En recherchant le passage de Leibniz auquel Voltaire fait allusion, on trouve simplement ce mot dans les Leibnitiana : « En voulant approfondir les choses de la religion, il est devenu scrupuleux jusqu’à la folie. » C’est un de ces mots, on le voit, qui se disent en l’air, et qui ne reposent sur aucun fait. Et comment s’expriment à leur tour les gens de Port-Royal, quand ils parlent de Leibniz ? Ils le jugent, avant tout, un fort bel esprit et un curieux. « M. Leibniz n’est point un homme sans religion, » écrivait M. Arnauld dans un jour d’éloge. Leibniz, dans les jours de contradiction, parlait d’Arnauld comme d’un entêté bonhomme[2]. Malgré la gran-

  1. Ainsi parle Voltaire dans une lettre où il y a de belles et charmantes choses ; et en général je l’aime mieux parlant de Pascal dans ses lettres, que lorsqu’il le critique en détail. Les bons Jansénistes du dix-huitième siècle ne se doutèrent jamais à qui ils avaient affaire dans la personne de Voltaire : « Nommer Voltaire et M. Pascal, dire que ce poète vagabond a critiqué ce philosophe chrétien, cela paroît suffisant pour toute réponse. » C’est Dom Clémencet qui écrit cela dans son Histoire littéraire de Port-Royal, et il cite encore le mot d’un bel-esprit protestant (Boullier), qui, ayant vu les Remarques critiques de Voltaire sur Pascal, comparait son audace à celle d’un papillon qui s’attaquerait à l’oiseau de Jupiter.

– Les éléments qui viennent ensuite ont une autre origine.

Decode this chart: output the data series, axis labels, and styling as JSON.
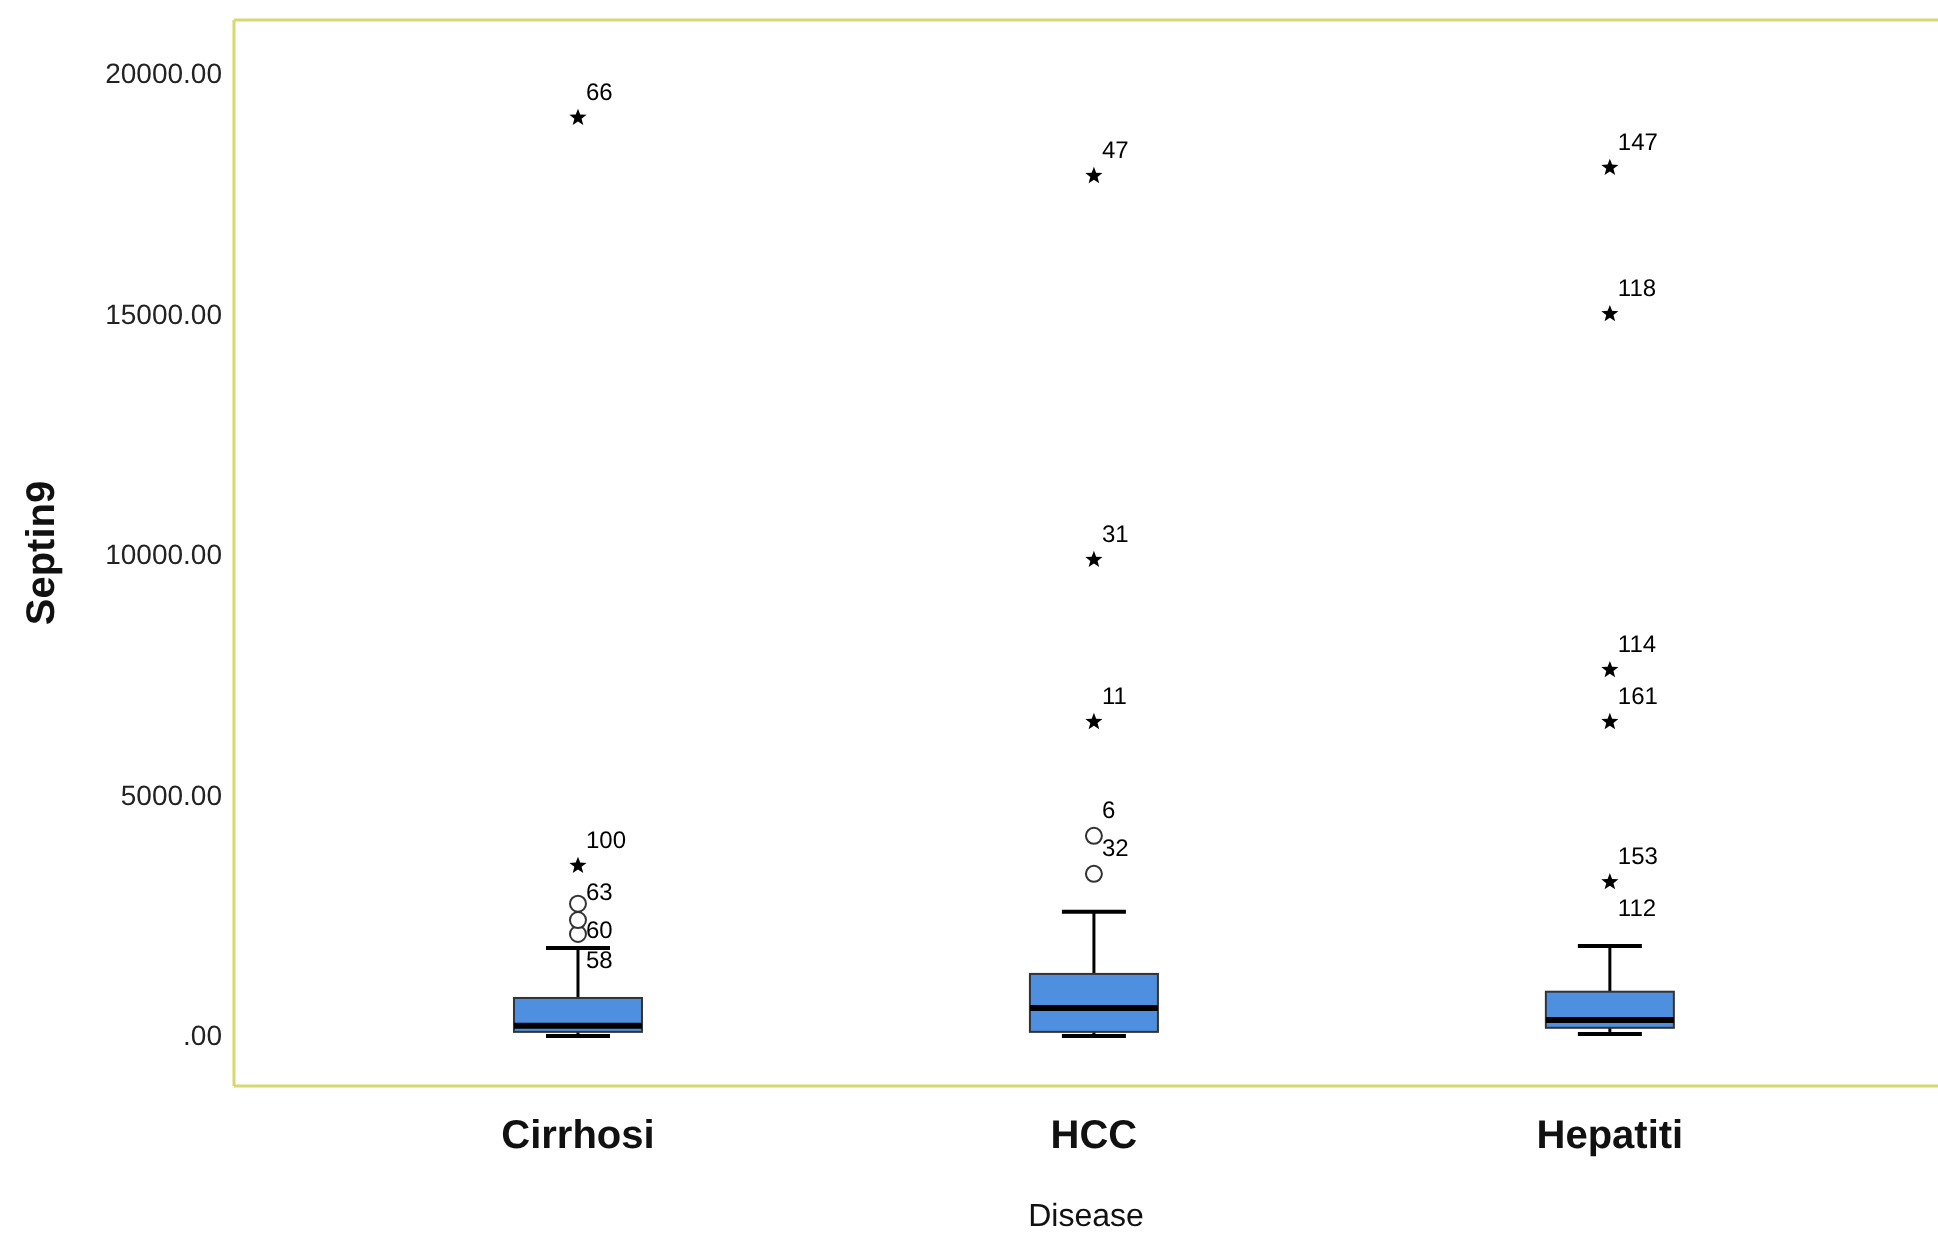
{
  "chart_data": {
    "type": "box",
    "xlabel": "Disease",
    "ylabel": "Septin9",
    "categories": [
      "Cirrhosi",
      "HCC",
      "Hepatiti"
    ],
    "color": "#4f8fe0",
    "boxes": [
      {
        "low": 40,
        "q1": 125,
        "median": 250,
        "q3": 830,
        "high": 1870
      },
      {
        "low": 40,
        "q1": 125,
        "median": 620,
        "q3": 1330,
        "high": 2620
      },
      {
        "low": 80,
        "q1": 210,
        "median": 370,
        "q3": 960,
        "high": 1910
      }
    ],
    "series": [
      {
        "type": "scatter",
        "marker": "circle",
        "color": "#333333",
        "x": [
          "Cirrhosi",
          "Cirrhosi",
          "Cirrhosi",
          "HCC",
          "HCC"
        ],
        "values": [
          2160,
          2450,
          2790,
          3410,
          4200
        ]
      },
      {
        "type": "scatter",
        "marker": "star",
        "color": "#000000",
        "x": [
          "Cirrhosi",
          "Cirrhosi",
          "HCC",
          "HCC",
          "HCC",
          "Hepatiti",
          "Hepatiti",
          "Hepatiti",
          "Hepatiti",
          "Hepatiti"
        ],
        "values": [
          19130,
          3580,
          6570,
          9940,
          17920,
          3240,
          6570,
          7650,
          15050,
          18090
        ]
      }
    ],
    "ylim": [
      -1000,
      21160
    ],
    "yticks": [
      {
        "value": 0,
        "label": ".00"
      },
      {
        "value": 5000,
        "label": "5000.00"
      },
      {
        "value": 10000,
        "label": "10000.00"
      },
      {
        "value": 15000,
        "label": "15000.00"
      },
      {
        "value": 20000,
        "label": "20000.00"
      }
    ],
    "grid": false,
    "annotations": [
      {
        "text": "66",
        "x": "Cirrhosi",
        "y": 19130
      },
      {
        "text": "100",
        "x": "Cirrhosi",
        "y": 3580
      },
      {
        "text": "63",
        "x": "Cirrhosi",
        "y": 3580
      },
      {
        "text": "60",
        "x": "Cirrhosi",
        "y": 2790
      },
      {
        "text": "58",
        "x": "Cirrhosi",
        "y": 2160
      },
      {
        "text": "47",
        "x": "HCC",
        "y": 17920
      },
      {
        "text": "31",
        "x": "HCC",
        "y": 9940
      },
      {
        "text": "11",
        "x": "HCC",
        "y": 6570
      },
      {
        "text": "6",
        "x": "HCC",
        "y": 4200
      },
      {
        "text": "32",
        "x": "HCC",
        "y": 3410
      },
      {
        "text": "147",
        "x": "Hepatiti",
        "y": 18090
      },
      {
        "text": "118",
        "x": "Hepatiti",
        "y": 15050
      },
      {
        "text": "114",
        "x": "Hepatiti",
        "y": 7650
      },
      {
        "text": "161",
        "x": "Hepatiti",
        "y": 6570
      },
      {
        "text": "153",
        "x": "Hepatiti",
        "y": 3240
      },
      {
        "text": "112",
        "x": "Hepatiti",
        "y": 3240
      }
    ]
  }
}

Aujourd’hui Voltaire passe communément pour l’organe le plus rapide et le plus vif du bon sens humain, si tant est qu’un tel bon sens existe, et lui-même il en doutait fort. Quant à Pascal, il est de toutes parts forcé dans ses retranchements, et on le démolit chaque jour dans son Gibraltar. Sa figure personnelle grandit plutôt dans cette attitude désespérée ; mais on se demande où en est le triomphe de sa cause.
  2. Nouvelles lettres imprimées à Hanovre, 1846.